La question est désormais largement posée : « Terroristes, faut-il les montrer ? ». Ce titre a fait la Une du quotidien Libération hier, une pétition considérant qu’il ne faut plus montrer ni nommer les terroristes après leur passage à l’acte circule sur Internet et déjà plusieurs titres de presse ont décidé de suivre cette recommandation soutenue depuis quelques semaines par plusieurs experts. Richard Rechtman, anthropologue et psychiatre est l’un deux. Ci-dessous des extraits de son interview réalisé par Olivier Pascal-Mousselard dans Télérama (N° 3472 – 30 juillet au 5 août 2016). Par ailleurs il nous éclaire aussi sur la nature même des actes terroristes qu’il préfère qualifier de « meurtres de masse ».

Meurtres de masse

(…) Permettez-moi d’abord de dire un mot sur l’acte pathologique : on n’a jamais vu un malade mental commettre un acte pareil avec une telle détermination. Ni un psychotique ni un psychopathe ne seraient capables de faire cela de cette manière.
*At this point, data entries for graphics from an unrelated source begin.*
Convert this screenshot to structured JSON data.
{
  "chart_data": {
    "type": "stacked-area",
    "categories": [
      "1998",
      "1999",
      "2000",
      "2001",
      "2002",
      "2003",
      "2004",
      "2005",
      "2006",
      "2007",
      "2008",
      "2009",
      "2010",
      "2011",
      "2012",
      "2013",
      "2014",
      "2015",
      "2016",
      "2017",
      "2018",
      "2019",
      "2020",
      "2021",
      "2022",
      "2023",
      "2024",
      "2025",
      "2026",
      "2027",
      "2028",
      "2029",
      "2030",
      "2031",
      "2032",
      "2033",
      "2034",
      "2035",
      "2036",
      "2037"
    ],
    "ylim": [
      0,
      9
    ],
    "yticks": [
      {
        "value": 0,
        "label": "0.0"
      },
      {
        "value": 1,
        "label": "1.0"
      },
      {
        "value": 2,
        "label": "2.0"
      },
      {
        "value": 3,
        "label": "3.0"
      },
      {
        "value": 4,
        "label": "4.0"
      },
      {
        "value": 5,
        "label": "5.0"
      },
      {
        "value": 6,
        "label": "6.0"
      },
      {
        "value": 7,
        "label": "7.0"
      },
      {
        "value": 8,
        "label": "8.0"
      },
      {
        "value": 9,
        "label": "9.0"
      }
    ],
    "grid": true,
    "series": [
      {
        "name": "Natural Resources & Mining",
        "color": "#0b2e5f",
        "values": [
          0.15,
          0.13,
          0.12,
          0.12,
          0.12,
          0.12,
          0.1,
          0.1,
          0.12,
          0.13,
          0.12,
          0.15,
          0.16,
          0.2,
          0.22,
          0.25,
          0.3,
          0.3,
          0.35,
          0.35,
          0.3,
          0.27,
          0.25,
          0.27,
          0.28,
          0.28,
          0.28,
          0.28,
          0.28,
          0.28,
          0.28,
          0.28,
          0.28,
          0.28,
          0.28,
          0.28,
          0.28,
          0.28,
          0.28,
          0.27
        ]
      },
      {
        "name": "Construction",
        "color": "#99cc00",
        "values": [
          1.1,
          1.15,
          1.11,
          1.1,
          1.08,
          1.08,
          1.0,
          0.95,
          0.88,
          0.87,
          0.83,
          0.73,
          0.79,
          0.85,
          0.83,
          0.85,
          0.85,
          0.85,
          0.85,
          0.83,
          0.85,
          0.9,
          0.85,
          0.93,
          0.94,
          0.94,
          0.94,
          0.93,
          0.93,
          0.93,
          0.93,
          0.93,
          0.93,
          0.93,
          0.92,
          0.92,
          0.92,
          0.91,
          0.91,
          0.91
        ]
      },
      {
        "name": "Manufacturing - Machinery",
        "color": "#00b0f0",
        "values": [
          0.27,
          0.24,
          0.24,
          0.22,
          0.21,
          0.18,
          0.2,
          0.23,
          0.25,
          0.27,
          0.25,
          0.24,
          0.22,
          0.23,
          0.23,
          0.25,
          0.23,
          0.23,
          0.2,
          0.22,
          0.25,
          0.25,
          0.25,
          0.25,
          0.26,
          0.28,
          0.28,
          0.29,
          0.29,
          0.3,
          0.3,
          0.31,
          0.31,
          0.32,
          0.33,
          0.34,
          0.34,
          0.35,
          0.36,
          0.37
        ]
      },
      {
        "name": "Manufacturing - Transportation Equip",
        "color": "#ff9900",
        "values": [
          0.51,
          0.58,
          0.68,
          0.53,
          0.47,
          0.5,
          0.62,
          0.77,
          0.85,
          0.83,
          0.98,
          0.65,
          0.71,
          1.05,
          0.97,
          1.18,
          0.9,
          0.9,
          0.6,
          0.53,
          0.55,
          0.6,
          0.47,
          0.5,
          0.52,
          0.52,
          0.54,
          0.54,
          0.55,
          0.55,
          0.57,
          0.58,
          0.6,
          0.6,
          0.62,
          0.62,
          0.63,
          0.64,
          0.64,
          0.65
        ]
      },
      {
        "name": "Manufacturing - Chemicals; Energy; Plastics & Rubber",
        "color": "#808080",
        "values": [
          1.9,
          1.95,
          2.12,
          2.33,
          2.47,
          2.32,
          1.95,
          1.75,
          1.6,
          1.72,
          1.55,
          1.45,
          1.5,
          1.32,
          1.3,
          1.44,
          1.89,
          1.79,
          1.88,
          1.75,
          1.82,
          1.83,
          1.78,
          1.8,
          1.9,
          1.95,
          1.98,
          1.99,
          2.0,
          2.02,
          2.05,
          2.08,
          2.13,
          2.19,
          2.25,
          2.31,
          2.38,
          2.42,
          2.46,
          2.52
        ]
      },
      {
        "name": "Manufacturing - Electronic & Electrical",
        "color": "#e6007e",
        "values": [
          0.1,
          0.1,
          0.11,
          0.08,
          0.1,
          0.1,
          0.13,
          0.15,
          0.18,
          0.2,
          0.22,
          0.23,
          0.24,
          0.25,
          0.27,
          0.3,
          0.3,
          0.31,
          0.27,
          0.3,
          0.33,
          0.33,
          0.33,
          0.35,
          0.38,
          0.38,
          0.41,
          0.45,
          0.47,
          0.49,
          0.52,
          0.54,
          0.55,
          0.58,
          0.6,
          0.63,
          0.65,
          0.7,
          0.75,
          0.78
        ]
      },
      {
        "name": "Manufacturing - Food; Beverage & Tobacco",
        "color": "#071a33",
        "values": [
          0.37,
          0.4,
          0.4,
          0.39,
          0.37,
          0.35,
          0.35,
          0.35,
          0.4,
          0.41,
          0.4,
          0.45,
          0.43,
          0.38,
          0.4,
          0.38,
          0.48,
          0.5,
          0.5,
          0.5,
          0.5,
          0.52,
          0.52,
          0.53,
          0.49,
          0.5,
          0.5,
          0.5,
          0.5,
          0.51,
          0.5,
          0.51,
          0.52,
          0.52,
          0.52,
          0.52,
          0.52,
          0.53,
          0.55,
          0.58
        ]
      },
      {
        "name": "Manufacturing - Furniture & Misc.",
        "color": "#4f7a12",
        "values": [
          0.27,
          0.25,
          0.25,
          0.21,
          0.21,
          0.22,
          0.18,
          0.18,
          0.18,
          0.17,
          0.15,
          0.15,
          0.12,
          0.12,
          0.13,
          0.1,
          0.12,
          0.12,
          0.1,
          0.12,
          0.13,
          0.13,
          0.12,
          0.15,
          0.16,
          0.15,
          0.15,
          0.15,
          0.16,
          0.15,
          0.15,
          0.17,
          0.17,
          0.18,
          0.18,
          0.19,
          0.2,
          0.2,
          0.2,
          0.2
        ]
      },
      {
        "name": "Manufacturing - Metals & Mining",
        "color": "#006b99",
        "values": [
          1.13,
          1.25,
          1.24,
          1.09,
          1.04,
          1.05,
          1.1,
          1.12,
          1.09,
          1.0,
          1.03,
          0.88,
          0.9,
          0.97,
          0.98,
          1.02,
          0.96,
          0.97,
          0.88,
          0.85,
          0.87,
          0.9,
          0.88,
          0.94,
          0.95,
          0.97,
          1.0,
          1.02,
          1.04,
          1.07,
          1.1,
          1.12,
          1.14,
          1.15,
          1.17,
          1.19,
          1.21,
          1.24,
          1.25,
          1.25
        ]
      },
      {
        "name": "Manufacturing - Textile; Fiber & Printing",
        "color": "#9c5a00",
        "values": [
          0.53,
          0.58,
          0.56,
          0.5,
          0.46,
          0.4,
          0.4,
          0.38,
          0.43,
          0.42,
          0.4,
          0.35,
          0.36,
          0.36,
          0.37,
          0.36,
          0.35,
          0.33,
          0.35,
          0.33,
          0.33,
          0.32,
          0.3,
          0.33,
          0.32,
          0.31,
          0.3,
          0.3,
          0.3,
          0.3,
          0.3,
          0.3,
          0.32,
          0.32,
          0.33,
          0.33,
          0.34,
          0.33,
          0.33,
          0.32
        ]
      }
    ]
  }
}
Un paranoïaque délirant ne massacrerait jamais des gens qui lui sont inconnus. Quant au psychopathe, c’est l’impulsivité et l’immédiateté de la violence qui le caractérisent, et sûrement par la préparation méthodique des jours à l’avance. Donc l’interprétation psychopathologique seule ne suffit pas. En revanche, il existe une offre – celle de Daech – qui invite à commettre des meurtres de masse, et qui rencontre un certain nombre de personnes susceptibles d’y répondre. J’emploie à dessein l’expression « meurtres de masse », car je ne crois pas qu’il s’agisse de terrorisme à proprement parler. L’attentat de Nice s’apparente plus, selon moi, à des meurtres de type génocidaire, déterritorialisés depuis le Proche-Orient, ils sont désormais monnaie courante, et perpétrés avec les mêmes techniques ici que là-bas. Tuer le plus de gens possible avec le minimum de moyens. S’attaquer à des personnes sans défense, qui ne peuvent ni parer les coups ni répondre. Des victimes innocentes, qui n’ont aucune raison de se méfier, aucune raison de réagir. À Mossoul et à Raqqa, Daech se comporte comme les nazis, les Khmers rouges, les extrémistes hutu ou les nationalistes serbes à Sarajevo et Srebrenica. Avec la même technicité. On est loin du terrorisme classique : qu’ils soient basques, corse ou irlandais, les terroristes s’excusent en effet presque toujours de la mort donnée, au nom du symbole visé. Souvenez-vous de l’assassinat du préfet Erignac. Pendant des années, ses auteurs ont laissé entendre qu’ils regrettaient d’avoir tué l’homme, mais qu’il le fallait pour s’attaquer au symbole. Avec Daech, il y a plutôt une volonté de tuer en masse les impurs, tous les impurs, en Occident comme dans les pays musulmans. Le symbolisme du meurtre s’efface au profit du chiffre.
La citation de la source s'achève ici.